Toma de posesión en guarnición militar
Uno de los anuncios más relevantes es que sí habrá toma de juramento presidencial en una guarnición militar el próximo 7 de agosto. Aunque no se ha revelado el nombre exacto del recinto castrense, se sabe que los lugares que se están evaluando incluyen instalaciones en Bogotá y sus alrededores. Esta decisión busca marcar un distanciamiento simbólico con el gobierno de Petro y reforzar la idea de un nuevo rumbo para el país.
Reacciones y contexto político
La medida ha generado controversia en el oficialismo, que considera que la elección de un lugar militar para la juramentación podría interpretarse como un gesto de confrontación. Sin embargo, desde el equipo de De la Espriella aseguran que se trata de una tradición republicana y un homenaje a las Fuerzas Armadas. "Es un acto de respeto a nuestra historia y a quienes han defendido la democracia", afirmó un portavoz del presidente electo.

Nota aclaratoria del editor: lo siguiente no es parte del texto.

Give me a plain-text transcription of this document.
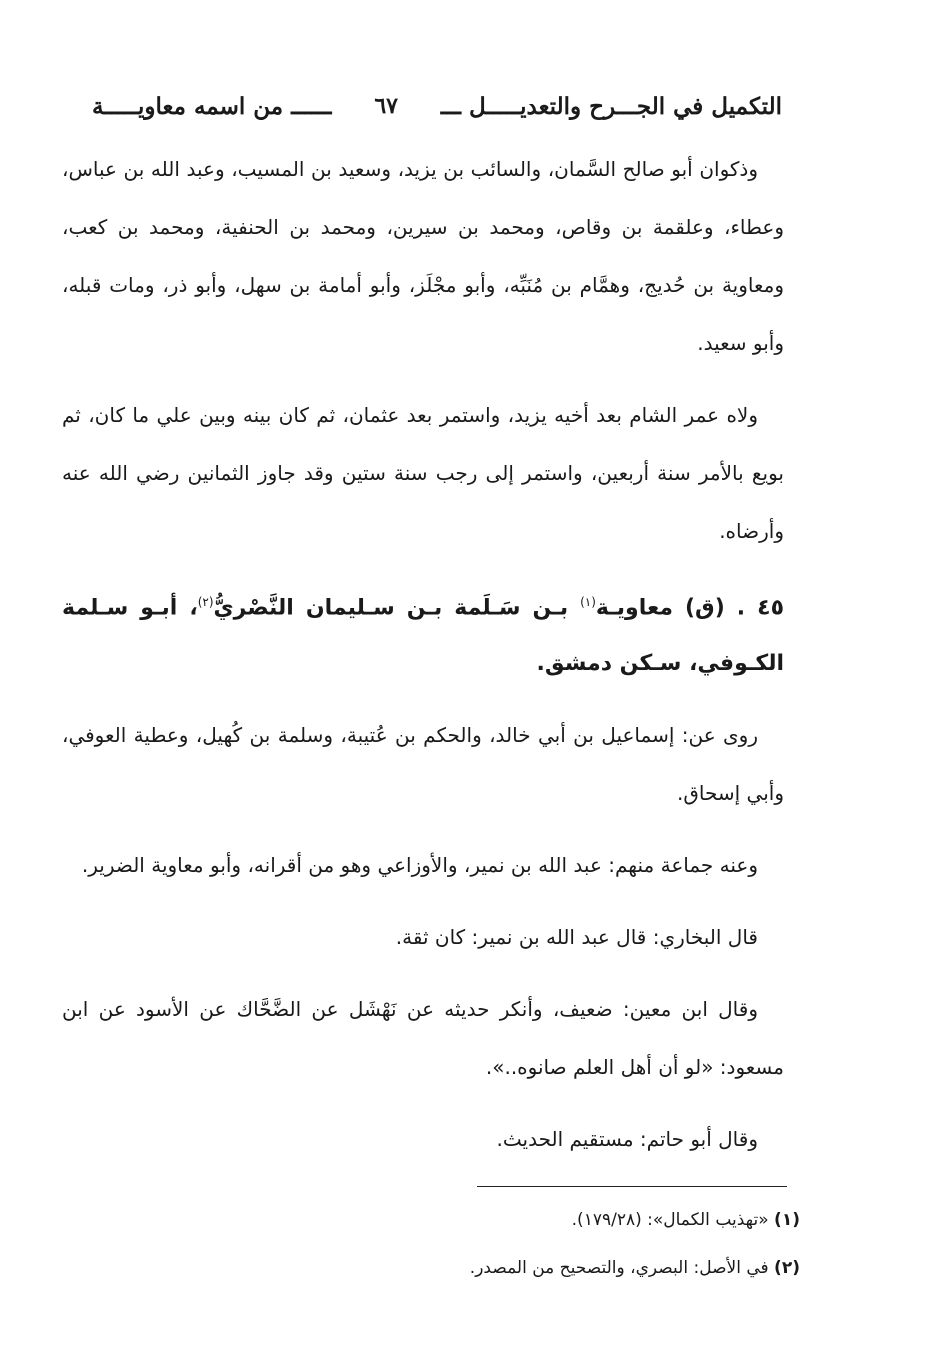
التكميل في الجـــرح والتعديـــــل ـــ
٦٧
ــــــ من اسمه معاويـــــة

وذكوان أبو صالح السَّمان، والسائب بن يزيد، وسعيد بن المسيب، وعبد الله بن عباس، وعطاء، وعلقمة بن وقاص، ومحمد بن سيرين، ومحمد بن الحنفية، ومحمد بن كعب، ومعاوية بن حُديج، وهمَّام بن مُنَبِّه، وأبو مجْلَز، وأبو أمامة بن سهل، وأبو ذر، ومات قبله، وأبو سعيد.

ولاه عمر الشام بعد أخيه يزيد، واستمر بعد عثمان، ثم كان بينه وبين علي ما كان، ثم بويع بالأمر سنة أربعين، واستمر إلى رجب سنة ستين وقد جاوز الثمانين رضي الله عنه وأرضاه.

٤٥ . (ق) معاويـة$^{(١)}$ بـن سَـلَمة بـن سـليمان النَّصْريُّ$^{(٢)}$، أبـو سـلمة الكـوفي، سـكن دمشق.

روى عن: إسماعيل بن أبي خالد، والحكم بن عُتيبة، وسلمة بن كُهيل، وعطية العوفي، وأبي إسحاق.

وعنه جماعة منهم: عبد الله بن نمير، والأوزاعي وهو من أقرانه، وأبو معاوية الضرير.

قال البخاري: قال عبد الله بن نمير: كان ثقة.

وقال ابن معين: ضعيف، وأنكر حديثه عن نَهْشَل عن الضَّحَّاك عن الأسود عن ابن مسعود: «لو أن أهل العلم صانوه..».

وقال أبو حاتم: مستقيم الحديث.

(١) «تهذيب الكمال»: (١٧٩/٢٨).

(٢) في الأصل: البصري، والتصحيح من المصدر.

El gabinete designado incluye figuras como José Manuel Restrepo, quien se perfila como ministro de Hacienda, y otros nombres que representan un giro hacia políticas de centro-derecha. La agenda de transición avanza con reuniones técnicas y la revisión de los principales proyectos de ley que se tramitarán en el Congreso a partir del 20 de julio.
Impacto internacional
La postura de De la Espriella también ha sido observada desde el exterior. Fuentes cercanas indican que el presidente electo ha mantenido contactos con líderes como Donald Trump, Benjamin Netanyahu y el senador Marco Rubio, en busca de apoyo para su plan de gobierno. En materia de política exterior, se espera un acercamiento con Estados Unidos e Israel, y una postura más dura frente al régimen de Nicolás Maduro en Venezuela, con quien ya se han tenido roces diplomáticos por la presencia de Delcy Rodríguez en la región.
La transición se desarrolla en medio de un clima de expectativa y tensiones, pero con la determinación de De la Espriella de cumplir su promesa de "patria milagro" y devolver la confianza a los colombianos.